Sunday, 22 April 2012

suspension system for AUDI TT (front axle)

Wheel alignment

Front axle
Toe and camber can be adjusted at the front axle. the toe-out values are adjusted at the track rods. unlike on the Audi A3, left and right camber can be adjusted separately. the camber is adjusted at the connection between the wishbone and the guide bearing. for this purpose, the holes in the guide bearing are oblong in shape.

Rear axle
the camber and toe can be adjusted at the rear axle. the adjustment procedure is the same as for the Audi A3.

Tuesday, 10 April 2012

Audi's new magnetic semi-active suspension system

Audi magnetic ride provides the right degree of damping force at each individual wheel in every situation. The control unit, supplied by complex sensing technology, constantly analyses the situation. Starting from the "Normal" setting, the driver can also activate the "Sport" mode via a button on the centre console. These two programs establish clearly distinctive characteristics.
In the basic mode – when the oil is more viscous and the degree of damping less pronounced – the TT rolls surprisingly smoothly; this is ideal for long-distance driving or uneven road surfaces. In the Sport mode, by contrast – when the oil is less viscous – it reveals an extremely dynamic character that is manifested by a resolutely firm grip of the road surface. Rolling movements are suppressed from the very moment the steering is turned even more effectively than in the basic suspension setting, and the steering response is further improved. The self-steering behaviour is further optimised by the specific stabilisation provided for each individual wheel, resulting in a driving feel reminiscent of a go-kart.
Audi Magnetic Ride is based on a magneto-rheological principle.
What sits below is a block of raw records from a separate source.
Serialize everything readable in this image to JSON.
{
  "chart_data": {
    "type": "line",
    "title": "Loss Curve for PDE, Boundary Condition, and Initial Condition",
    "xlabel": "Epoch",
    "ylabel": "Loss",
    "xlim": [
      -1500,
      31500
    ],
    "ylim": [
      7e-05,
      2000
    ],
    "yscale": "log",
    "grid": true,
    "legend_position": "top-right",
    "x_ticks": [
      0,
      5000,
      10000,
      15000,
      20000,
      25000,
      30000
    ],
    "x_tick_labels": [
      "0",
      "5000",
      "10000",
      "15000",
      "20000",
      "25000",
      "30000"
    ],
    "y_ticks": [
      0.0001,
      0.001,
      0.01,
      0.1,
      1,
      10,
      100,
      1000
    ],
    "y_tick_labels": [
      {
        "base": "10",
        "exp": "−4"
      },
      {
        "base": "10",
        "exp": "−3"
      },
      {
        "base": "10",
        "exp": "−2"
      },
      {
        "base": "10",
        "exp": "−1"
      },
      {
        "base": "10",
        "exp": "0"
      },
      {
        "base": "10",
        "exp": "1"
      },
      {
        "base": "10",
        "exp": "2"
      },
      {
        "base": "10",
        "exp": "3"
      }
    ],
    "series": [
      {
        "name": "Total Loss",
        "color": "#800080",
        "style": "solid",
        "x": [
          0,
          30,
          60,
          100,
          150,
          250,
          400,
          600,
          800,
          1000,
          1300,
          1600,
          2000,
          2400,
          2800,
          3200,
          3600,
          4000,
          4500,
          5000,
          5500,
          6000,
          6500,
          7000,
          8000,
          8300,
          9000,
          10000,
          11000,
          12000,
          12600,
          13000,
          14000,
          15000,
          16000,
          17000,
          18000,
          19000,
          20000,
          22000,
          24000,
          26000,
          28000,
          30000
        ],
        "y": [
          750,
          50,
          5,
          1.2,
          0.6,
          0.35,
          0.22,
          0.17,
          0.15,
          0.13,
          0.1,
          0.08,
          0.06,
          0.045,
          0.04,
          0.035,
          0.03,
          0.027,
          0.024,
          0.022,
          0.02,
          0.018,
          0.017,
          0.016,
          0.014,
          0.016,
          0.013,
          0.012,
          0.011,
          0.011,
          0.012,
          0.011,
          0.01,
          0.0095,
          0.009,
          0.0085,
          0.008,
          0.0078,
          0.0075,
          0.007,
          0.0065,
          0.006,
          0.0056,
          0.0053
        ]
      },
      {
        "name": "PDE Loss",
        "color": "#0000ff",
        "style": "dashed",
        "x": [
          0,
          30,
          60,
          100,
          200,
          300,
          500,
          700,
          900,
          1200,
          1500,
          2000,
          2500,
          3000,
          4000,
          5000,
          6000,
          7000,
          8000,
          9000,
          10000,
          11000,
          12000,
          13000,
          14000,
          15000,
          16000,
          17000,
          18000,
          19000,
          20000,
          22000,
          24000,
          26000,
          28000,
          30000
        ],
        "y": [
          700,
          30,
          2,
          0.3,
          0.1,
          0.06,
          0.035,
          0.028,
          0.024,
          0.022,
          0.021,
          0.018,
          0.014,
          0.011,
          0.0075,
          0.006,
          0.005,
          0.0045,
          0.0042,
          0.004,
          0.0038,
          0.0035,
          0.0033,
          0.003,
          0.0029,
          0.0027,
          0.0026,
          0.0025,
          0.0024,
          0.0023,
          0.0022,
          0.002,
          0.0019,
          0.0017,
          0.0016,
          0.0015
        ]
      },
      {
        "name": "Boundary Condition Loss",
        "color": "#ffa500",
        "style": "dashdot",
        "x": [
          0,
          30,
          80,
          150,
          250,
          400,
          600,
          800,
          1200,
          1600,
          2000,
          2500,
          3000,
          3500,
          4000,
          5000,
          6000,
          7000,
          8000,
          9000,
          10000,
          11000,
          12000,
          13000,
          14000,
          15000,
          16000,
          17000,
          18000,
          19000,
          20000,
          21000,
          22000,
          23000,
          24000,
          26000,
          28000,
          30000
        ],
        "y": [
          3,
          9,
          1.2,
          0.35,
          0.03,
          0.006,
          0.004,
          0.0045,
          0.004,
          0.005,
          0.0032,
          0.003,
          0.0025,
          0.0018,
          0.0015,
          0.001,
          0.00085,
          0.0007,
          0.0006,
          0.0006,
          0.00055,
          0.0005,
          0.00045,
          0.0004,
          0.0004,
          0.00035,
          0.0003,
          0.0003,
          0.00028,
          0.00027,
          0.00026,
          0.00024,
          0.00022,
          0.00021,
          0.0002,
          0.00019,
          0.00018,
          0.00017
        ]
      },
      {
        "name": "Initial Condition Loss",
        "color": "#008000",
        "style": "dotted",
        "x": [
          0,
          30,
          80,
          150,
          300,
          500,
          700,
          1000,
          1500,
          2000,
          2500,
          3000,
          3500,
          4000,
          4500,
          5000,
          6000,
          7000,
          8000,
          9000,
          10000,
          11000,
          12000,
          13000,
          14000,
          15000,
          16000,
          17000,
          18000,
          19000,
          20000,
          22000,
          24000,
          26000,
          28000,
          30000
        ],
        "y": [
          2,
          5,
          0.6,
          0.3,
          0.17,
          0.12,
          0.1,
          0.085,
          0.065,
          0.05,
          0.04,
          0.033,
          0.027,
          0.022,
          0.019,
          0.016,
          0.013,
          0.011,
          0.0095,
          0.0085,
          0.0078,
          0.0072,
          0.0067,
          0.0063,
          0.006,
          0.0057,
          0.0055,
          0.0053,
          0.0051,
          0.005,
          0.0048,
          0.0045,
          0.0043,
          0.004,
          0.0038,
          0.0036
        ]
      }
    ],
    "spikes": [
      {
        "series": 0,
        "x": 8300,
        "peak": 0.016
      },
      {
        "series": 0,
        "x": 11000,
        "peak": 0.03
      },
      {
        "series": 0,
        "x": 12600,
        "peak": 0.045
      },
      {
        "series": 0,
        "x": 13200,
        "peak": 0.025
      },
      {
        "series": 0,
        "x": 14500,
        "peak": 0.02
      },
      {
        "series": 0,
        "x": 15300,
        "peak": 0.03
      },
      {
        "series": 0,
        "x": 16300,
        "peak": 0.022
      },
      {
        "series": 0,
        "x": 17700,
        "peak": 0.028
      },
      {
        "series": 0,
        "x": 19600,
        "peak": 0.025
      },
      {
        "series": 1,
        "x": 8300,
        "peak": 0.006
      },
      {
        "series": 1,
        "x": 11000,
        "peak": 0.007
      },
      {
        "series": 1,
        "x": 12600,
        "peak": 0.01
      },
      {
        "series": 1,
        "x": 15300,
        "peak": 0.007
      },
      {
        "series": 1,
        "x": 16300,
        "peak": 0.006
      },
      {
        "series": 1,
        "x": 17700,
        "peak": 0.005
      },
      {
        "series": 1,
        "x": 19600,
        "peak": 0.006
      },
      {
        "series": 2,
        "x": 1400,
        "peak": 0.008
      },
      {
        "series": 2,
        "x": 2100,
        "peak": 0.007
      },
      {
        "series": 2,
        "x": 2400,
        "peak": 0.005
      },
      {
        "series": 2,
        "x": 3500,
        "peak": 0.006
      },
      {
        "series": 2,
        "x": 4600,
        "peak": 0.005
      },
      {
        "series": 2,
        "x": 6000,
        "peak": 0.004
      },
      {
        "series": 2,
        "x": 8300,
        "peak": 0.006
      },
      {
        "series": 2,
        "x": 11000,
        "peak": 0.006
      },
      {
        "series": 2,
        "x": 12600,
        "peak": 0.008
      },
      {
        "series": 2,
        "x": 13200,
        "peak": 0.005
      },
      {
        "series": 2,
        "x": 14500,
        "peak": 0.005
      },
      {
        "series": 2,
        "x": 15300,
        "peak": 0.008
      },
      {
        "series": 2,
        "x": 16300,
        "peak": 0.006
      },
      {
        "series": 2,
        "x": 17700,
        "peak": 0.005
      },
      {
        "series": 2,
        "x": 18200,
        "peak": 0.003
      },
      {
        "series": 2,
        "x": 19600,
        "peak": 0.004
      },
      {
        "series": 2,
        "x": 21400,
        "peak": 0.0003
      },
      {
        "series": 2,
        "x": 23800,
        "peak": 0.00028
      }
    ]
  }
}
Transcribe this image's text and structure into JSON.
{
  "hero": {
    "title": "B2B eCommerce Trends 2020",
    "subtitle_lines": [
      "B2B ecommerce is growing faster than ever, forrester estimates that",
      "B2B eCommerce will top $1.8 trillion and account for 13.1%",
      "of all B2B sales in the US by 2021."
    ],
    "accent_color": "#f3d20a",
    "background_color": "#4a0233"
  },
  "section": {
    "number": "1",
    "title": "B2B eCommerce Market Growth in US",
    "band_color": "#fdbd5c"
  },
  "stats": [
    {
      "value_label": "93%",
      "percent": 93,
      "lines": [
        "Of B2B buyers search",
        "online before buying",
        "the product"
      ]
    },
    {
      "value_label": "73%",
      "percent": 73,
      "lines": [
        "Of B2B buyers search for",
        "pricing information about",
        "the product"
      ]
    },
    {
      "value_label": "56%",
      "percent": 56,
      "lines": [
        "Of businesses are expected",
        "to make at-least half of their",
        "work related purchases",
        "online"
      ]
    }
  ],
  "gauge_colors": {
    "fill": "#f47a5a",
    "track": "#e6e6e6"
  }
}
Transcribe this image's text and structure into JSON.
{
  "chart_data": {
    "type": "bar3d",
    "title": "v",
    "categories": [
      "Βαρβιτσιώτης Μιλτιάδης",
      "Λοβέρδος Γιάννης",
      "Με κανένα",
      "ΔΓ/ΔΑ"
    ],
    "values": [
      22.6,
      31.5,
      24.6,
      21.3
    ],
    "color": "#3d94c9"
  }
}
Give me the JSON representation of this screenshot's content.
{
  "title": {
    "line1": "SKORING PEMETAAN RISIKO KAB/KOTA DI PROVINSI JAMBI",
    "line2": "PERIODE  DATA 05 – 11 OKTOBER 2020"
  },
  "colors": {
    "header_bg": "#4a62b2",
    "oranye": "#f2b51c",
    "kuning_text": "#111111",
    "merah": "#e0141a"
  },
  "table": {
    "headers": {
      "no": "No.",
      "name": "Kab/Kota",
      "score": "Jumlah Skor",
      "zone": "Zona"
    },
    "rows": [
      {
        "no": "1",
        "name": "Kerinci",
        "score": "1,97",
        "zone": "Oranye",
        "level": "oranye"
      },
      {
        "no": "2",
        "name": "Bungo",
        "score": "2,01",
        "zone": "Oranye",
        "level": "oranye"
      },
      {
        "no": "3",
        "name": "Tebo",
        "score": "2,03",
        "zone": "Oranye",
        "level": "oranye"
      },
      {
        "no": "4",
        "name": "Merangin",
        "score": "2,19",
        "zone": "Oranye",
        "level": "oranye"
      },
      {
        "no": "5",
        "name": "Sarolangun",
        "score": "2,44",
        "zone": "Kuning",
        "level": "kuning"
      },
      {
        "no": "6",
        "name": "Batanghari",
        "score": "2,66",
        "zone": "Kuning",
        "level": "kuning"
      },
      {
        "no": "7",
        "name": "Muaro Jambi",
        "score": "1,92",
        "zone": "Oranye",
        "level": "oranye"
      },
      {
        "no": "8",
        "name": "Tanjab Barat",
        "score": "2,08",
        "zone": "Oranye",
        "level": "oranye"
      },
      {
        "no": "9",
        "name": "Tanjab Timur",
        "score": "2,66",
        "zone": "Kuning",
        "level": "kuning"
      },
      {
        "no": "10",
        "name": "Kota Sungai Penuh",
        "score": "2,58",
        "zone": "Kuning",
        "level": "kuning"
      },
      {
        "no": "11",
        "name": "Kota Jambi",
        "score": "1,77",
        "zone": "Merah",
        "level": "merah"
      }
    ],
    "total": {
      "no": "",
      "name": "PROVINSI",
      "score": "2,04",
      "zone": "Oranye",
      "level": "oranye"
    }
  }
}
When in a magnetic field, small iron particles in the suspension fluid align themselves in the direction of the magnetic flux. The electromagnetic coil is integrated into the damper piston in such a way that when it is energized the magnetic flux runs exactly transversely to the admission ports in the damper piston. If the piston moves, the aligned iron particles create flow resistance in the flowing suspension fluid.

Sunday, 1 April 2012

Hydractive Suspension

Hydractive Suspension is a new automotive technology introduced by the French manufacturer Citroen in 1990. It describes a development of the 1954 Hydropneumatic suspension design using additional electronic sensors and driver control of suspension performance. The driver can make the suspension stiffen (sport mode) or ride in outstanding comfort (soft mode). Sensors in the steering, brakes, suspension, throttle pedal and gearbox feed information on the car's speed, acceleration, and road conditions to on-board computers. Where appropriate, and within milliseconds, these computers switch an extra pair of suspension spheres in or out of the circuit, to allow the car a smooth supple ride in normal circumstances, or greater roll resistance for better handling in corners. This development keeps Citroen in the forefront of suspension design, given the widespread goal in the auto industry of an active suspension system. All auto suspension is a compromise between comfort and handling. Auto manufacturers try to balance these aims and locate new technologies that offer more of both.